The founder and chairman of Northland Power Inc. and his wife, Louise Temerty, donated $5 million to the Schulich School of Medicine & Dentistry to advance discoveries in the prevention, early detection and treatment of neurodegenerative diseases like ALS, Parkinson’s and Alzheimer’s.
Their gift, which leverages Ontario Brain Institute matching funds, will support a five-year study led by Schulich Medicine & Dentistry’s Dean, Dr. Michael J. Strong, principal investigator of the Ontario Neurodegenerative Disease Research Initiative and one of Canada’s leading ALS researchers.

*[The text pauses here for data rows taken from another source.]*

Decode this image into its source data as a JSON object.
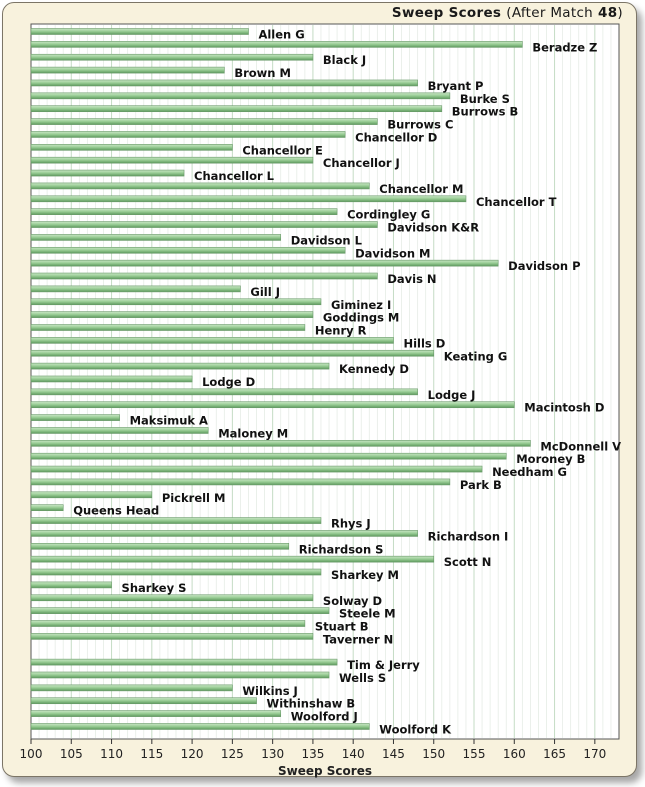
{
  "chart_data": {
    "type": "bar",
    "orientation": "horizontal",
    "title": "Sweep Scores",
    "title_suffix_open": "(After Match",
    "title_match": "48",
    "title_suffix_close": ")",
    "xlabel": "Sweep Scores",
    "ylabel": "",
    "xlim": [
      100,
      173
    ],
    "xticks": [
      100,
      105,
      110,
      115,
      120,
      125,
      130,
      135,
      140,
      145,
      150,
      155,
      160,
      165,
      170
    ],
    "categories": [
      "Allen G",
      "Beradze Z",
      "Black J",
      "Brown M",
      "Bryant P",
      "Burke S",
      "Burrows B",
      "Burrows C",
      "Chancellor D",
      "Chancellor E",
      "Chancellor J",
      "Chancellor L",
      "Chancellor M",
      "Chancellor T",
      "Cordingley G",
      "Davidson K&R",
      "Davidson L",
      "Davidson M",
      "Davidson P",
      "Davis N",
      "Gill J",
      "Giminez I",
      "Goddings M",
      "Henry R",
      "Hills D",
      "Keating G",
      "Kennedy D",
      "Lodge D",
      "Lodge J",
      "Macintosh D",
      "Maksimuk A",
      "Maloney M",
      "McDonnell V",
      "Moroney B",
      "Needham G",
      "Park B",
      "Pickrell M",
      "Queens Head",
      "Rhys J",
      "Richardson I",
      "Richardson S",
      "Scott N",
      "Sharkey M",
      "Sharkey S",
      "Solway D",
      "Steele M",
      "Stuart B",
      "Taverner N",
      "",
      "Tim & Jerry",
      "Wells S",
      "Wilkins J",
      "Withinshaw B",
      "Woolford J",
      "Woolford K"
    ],
    "values": [
      127,
      161,
      135,
      124,
      148,
      152,
      151,
      143,
      139,
      125,
      135,
      119,
      142,
      154,
      138,
      143,
      131,
      139,
      158,
      143,
      126,
      136,
      135,
      134,
      145,
      150,
      137,
      120,
      148,
      160,
      111,
      122,
      162,
      159,
      156,
      152,
      115,
      104,
      136,
      148,
      132,
      150,
      136,
      110,
      135,
      137,
      134,
      135,
      null,
      138,
      137,
      125,
      128,
      131,
      142
    ],
    "bar_color": "#8fc38f",
    "gridlines": true,
    "legend": "none"
  }
}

“Our ultimate goal is to determine if, by studying the disease as a component of a larger whole, we can develop early treatment strategies long before the disease fully takes hold,” explained Dr. Strong.
One in three Canadians will be affected by a neurological or psychiatric disease, disorder or injury during their lifetime. Although extensive neurodegenerative disease research is underway around the world, Dr. Strong describes Western’s study as unique. “Never before, either here or worldwide, have experts in seemingly diverse diseases come together into a single collaboration to understand the basis, commonalities and distinguishing characteristics of these devastating disorders.”
It’s an approach that has Temerty brimming with passion about the potential multiplying effect. “We were quite taken by this idea. We felt we had to support it.”